Batman: Arkham … Something
A record-setting movie franchise wasn't enough for Batman—no, he had to star in a blockbuster video game series, as well. We're now three games deep in the Batman Arkham franchise, with Asylum, City, and the new Origins. Unfortunately, the latest entry fell flat, as it was unable to live up to the high standard set by its predecessors. However, this has only made a potential next-gen visit to Arkham all the more enticing. Get on it, Warner Bros.
Most of the big boys of first-person shooting have already made their next-gen debut, from Killzone to Call of Duty to Battlefield. However, Resistance, the PS3-exclusive series from Insomniac Games, has yet to find a home on PS4. That's a problem, because it was only in the most recent core release, Resistance 3, that the series found its footing. By avoiding the regenerating health of modern games and simultaneously indulging in the incredulity of a weapon wheel (e.g., carrying literally a dozen guns at once), Resistance delivered the tense, skill-based shooting that gamers sought. And now, that's exactly what the next-gen market needs.
So, Insomniac, I know you're busy with Sunset Overdrive for Xbox One, but you should really have a sit-down with Sony about this one.
Developer Capcom has become addicted to "rebooting" franchises, but their compulsion did the Devil May Cry brand a favor by relaunching it as DmC. Gripe about the protagonist all you want, but the combat of DmC: Devil May Cry is an inarguable improvement over even Devil May Cry 4, which shared platforms with DmC. It's a no-brainer to bring the good of both—the combat system of the latter and the fan-loved lore of the former—to the next-gen scene. Now, if we can just get Capcom to ease up on all the microtransaction tomfoolery.
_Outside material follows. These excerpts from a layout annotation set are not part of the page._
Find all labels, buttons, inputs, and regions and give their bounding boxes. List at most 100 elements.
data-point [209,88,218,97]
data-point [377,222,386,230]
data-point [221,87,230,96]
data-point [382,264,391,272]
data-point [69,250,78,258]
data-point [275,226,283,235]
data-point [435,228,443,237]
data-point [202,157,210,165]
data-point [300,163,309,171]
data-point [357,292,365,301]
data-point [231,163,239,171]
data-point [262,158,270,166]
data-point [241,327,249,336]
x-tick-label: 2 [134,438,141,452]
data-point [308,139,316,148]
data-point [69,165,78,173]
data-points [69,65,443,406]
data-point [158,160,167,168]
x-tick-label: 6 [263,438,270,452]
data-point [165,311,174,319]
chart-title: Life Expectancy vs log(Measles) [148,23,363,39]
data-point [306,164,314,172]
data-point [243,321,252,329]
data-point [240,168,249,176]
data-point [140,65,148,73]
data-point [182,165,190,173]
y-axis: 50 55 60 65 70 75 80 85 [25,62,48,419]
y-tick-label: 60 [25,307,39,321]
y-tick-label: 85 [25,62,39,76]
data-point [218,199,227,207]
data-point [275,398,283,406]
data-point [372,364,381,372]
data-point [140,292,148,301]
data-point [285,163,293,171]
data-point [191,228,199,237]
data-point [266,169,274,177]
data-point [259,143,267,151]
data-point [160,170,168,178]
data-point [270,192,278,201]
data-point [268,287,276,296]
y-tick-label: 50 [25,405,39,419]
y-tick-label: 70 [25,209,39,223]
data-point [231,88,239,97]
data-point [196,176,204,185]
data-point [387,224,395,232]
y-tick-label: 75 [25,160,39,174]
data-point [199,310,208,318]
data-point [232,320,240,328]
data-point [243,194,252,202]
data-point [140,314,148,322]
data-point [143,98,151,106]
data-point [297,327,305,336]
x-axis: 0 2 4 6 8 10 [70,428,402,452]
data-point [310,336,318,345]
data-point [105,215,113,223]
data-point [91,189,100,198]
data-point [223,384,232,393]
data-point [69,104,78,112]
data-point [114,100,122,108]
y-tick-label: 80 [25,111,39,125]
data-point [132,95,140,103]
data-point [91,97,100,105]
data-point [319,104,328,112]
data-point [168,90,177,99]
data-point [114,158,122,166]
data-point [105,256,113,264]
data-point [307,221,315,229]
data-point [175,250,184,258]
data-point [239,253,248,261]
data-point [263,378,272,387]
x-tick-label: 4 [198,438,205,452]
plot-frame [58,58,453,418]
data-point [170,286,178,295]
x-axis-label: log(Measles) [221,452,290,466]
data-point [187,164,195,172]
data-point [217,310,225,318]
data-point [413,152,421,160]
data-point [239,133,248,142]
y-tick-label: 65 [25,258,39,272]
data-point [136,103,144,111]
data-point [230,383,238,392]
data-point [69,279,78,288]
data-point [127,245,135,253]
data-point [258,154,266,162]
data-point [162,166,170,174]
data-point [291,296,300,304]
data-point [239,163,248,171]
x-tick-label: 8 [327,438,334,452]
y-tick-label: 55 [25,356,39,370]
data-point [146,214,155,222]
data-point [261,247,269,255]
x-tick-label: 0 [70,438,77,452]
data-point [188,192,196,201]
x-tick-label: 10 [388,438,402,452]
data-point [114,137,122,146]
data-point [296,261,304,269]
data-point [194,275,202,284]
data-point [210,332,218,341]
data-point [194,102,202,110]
PlayStation All-Stars Battle Royale 2
Despite facing fierce competition from Nintendo's Super Smash Bros. franchise, Sony's mash-up brawler found a comfy place of its own in the fighting game world—and that's a rivalry that needs to continue. Super Smash Bros. 3 is coming down the pipes, and will likely dazzle Wii U and 3DS owners when it hits. However, All-Stars Battle Royale has something Nintendo doesn't, and presumably never will, have: new characters. Watching characters beat the snot out of each other is much more enjoyable when they're from games you've played recently, and the PS4's myriad titles bring the new in spades. If given a few years to build around novel characters, a next-gen release of Battle Royale could easily go toe-to-toe with SSB.
Gravity Rush 2
It's not every day that a handheld franchise makes the jump to console, but in the case of PS Vita's Gravity Rush, an exception needs to be made. There's little doubt that the original game was omitted from Sony's prescient cross-buy system (which allows PS3 owners to earn a copy of a game for their console and handheld with one purchase) in order to promote the handheld's launch. However, the Vita has a slew of new, strong titles coming its way, and Gravity Rush simply must shine on the big screen. The psychedelic brawler-meets-platformer and its endlessly bubbly heroine are a perfect fit for the immense scope that PS4 and XOne can provide.